Reconfigurable Intelligent Surface-Assisted OFDM-IM for beyond 5G Mobile Networks: ML and LLR Detector Designs


Ceniklioglu B., DEVELİ İ., Canbilen A. E.

1st IEEE International Conference on Contemporary Computing and Communications, InC4 2023, Bangalore, India, 21 - 22 April 2023 identifier

  • Publication Type: Conference Paper / Full Text
  • Doi Number: 10.1109/inc457730.2023.10262978
  • City: Bangalore
  • Country: India
  • Keywords: index modulation (IM), log-likelihood ratio (LLR), maximum likelihood (ML), Orthogonal frequency division multiplexing (OFDM), reconfigurable intelligent surface (RIS)
  • Erciyes University Affiliated: Yes

Abstract

The several countries of the world is intensified their investigative on the fifth generation and beyond (5GB) communications in order to reach the new requirements for new wireless applications.
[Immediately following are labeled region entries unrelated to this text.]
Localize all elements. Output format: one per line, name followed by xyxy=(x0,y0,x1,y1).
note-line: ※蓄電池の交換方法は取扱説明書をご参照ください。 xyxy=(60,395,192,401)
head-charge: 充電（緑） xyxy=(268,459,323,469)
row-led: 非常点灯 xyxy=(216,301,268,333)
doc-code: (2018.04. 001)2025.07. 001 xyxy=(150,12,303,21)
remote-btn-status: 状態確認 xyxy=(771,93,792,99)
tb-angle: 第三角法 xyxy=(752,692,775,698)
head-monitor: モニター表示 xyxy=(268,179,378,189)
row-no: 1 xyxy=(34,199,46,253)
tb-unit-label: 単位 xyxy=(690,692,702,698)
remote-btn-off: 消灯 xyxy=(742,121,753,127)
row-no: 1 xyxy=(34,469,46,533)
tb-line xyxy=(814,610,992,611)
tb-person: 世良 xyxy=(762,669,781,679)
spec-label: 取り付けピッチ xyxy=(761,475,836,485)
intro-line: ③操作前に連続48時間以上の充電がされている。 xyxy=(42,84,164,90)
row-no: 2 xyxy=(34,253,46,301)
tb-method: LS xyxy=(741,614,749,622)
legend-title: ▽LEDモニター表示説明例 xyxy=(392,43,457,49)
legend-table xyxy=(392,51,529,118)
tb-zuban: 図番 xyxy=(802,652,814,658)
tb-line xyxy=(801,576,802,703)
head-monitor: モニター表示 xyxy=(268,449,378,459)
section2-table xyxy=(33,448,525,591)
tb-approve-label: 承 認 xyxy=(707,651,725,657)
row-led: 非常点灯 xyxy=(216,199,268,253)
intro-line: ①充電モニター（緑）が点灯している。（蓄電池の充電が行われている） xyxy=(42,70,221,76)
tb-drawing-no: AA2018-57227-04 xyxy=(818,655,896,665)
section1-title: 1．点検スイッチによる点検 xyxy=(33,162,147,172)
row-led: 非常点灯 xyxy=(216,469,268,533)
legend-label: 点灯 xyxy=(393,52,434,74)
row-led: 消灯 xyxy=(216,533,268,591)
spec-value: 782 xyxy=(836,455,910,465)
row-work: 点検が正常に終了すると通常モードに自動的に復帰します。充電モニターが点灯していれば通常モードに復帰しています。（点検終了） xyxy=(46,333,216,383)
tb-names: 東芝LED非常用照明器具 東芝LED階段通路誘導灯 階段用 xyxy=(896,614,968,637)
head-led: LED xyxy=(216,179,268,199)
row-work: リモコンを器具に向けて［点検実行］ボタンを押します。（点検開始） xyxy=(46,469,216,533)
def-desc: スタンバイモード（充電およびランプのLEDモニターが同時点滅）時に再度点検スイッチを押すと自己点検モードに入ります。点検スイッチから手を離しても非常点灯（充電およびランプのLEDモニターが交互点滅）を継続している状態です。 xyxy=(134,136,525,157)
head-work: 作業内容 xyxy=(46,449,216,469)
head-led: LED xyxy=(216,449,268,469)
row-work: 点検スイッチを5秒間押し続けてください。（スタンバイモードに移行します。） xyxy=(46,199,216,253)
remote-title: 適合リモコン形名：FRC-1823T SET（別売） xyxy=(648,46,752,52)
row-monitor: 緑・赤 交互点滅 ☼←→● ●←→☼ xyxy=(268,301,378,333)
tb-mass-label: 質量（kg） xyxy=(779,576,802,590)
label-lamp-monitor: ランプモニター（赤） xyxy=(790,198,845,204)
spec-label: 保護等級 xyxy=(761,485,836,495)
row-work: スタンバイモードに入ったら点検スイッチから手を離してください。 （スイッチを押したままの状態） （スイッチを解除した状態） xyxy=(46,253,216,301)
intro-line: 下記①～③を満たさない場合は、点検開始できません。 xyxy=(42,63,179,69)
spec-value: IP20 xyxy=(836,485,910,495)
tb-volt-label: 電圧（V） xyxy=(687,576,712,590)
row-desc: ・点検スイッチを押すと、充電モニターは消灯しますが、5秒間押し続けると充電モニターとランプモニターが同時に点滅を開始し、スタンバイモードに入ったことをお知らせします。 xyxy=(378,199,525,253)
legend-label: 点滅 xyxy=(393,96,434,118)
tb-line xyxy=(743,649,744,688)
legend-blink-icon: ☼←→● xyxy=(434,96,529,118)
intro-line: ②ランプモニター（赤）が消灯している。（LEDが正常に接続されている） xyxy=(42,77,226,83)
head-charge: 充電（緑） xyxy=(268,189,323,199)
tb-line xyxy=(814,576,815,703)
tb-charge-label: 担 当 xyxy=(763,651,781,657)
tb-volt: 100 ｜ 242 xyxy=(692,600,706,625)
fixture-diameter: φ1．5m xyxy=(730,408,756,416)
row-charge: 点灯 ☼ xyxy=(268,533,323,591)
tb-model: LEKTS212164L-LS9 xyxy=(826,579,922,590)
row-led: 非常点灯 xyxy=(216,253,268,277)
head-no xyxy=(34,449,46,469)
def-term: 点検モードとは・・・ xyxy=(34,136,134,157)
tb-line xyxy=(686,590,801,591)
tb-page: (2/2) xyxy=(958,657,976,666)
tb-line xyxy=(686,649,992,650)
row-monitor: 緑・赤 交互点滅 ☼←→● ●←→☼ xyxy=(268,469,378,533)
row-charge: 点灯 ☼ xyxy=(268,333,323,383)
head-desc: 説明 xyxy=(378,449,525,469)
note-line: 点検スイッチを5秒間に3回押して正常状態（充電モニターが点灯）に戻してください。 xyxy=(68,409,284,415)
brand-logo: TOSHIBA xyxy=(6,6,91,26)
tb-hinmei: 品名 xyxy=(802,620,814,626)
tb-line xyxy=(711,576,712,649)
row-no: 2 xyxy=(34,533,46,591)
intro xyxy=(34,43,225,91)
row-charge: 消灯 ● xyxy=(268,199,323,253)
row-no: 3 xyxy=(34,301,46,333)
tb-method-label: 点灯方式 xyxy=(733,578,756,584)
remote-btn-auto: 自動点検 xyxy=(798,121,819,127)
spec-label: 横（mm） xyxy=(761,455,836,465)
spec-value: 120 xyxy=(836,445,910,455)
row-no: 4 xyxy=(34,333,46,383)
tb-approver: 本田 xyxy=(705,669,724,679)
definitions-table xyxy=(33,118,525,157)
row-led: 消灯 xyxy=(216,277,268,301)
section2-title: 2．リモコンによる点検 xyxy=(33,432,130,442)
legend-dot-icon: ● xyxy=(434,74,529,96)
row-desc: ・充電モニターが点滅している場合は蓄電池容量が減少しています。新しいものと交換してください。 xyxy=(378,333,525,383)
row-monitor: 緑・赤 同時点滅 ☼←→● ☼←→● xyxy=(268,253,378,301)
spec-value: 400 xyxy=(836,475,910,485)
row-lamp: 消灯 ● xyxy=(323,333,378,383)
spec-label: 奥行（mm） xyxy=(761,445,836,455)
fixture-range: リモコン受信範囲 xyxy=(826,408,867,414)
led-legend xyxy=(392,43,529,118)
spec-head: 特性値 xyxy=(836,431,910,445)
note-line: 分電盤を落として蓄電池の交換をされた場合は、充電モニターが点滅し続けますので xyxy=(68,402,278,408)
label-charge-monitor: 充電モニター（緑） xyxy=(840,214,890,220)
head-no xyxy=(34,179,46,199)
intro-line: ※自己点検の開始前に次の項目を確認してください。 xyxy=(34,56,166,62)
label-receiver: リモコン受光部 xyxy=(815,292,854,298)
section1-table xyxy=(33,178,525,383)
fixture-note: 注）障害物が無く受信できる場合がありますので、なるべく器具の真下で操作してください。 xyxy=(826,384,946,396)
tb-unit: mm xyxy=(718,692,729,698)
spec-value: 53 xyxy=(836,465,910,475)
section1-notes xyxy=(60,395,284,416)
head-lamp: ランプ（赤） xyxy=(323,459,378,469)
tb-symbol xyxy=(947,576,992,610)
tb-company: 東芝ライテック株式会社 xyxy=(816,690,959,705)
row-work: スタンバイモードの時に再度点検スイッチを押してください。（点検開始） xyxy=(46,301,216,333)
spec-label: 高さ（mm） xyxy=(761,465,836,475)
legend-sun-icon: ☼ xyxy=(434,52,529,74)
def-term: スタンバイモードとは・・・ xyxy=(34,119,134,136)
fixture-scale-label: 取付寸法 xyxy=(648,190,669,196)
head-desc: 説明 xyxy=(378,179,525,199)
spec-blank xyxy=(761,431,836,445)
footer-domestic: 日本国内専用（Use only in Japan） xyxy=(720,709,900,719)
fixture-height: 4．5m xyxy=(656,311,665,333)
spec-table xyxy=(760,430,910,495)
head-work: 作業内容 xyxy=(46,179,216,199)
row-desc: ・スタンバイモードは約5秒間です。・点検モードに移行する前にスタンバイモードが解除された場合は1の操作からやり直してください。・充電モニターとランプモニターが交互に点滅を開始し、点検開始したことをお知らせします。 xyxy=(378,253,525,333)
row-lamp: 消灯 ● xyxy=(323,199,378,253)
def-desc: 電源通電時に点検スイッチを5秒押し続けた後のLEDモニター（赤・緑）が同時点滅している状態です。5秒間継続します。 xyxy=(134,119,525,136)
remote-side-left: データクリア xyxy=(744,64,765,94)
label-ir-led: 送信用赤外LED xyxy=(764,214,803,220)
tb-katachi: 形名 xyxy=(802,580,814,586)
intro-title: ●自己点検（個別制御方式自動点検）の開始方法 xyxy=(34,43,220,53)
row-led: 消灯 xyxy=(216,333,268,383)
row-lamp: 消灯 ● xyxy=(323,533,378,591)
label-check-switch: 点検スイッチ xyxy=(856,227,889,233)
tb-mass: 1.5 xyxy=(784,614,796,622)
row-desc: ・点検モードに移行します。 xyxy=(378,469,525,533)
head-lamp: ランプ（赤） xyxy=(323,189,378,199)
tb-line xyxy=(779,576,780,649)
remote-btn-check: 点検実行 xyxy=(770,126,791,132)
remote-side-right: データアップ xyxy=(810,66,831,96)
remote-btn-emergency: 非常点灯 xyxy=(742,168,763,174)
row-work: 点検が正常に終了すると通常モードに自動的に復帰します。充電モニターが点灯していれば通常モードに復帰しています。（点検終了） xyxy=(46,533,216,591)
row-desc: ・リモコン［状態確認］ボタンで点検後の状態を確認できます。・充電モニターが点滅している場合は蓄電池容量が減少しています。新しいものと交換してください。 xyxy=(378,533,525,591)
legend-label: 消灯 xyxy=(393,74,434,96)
In this context, orthogonal frequency division multiplexing with index modulation (OFDM-IM) concept is suggested as one of the ideal solutions in the literature. Additionally, reconfigurable intelligent surfaces (RISs) can be occupied to enahance the quality of service (QoS). Considering that, the performance of RIS-assisted OFDM-IM system is examined by applying maximum likelihood (ML) and log-likelihood ratio (LLR) detectors in this paper. It is observed from the provided computer simulation results that integrating an RIS consisting of many low-cost and passive elements, into OFDM-IM systems considerably increase the overall system performance.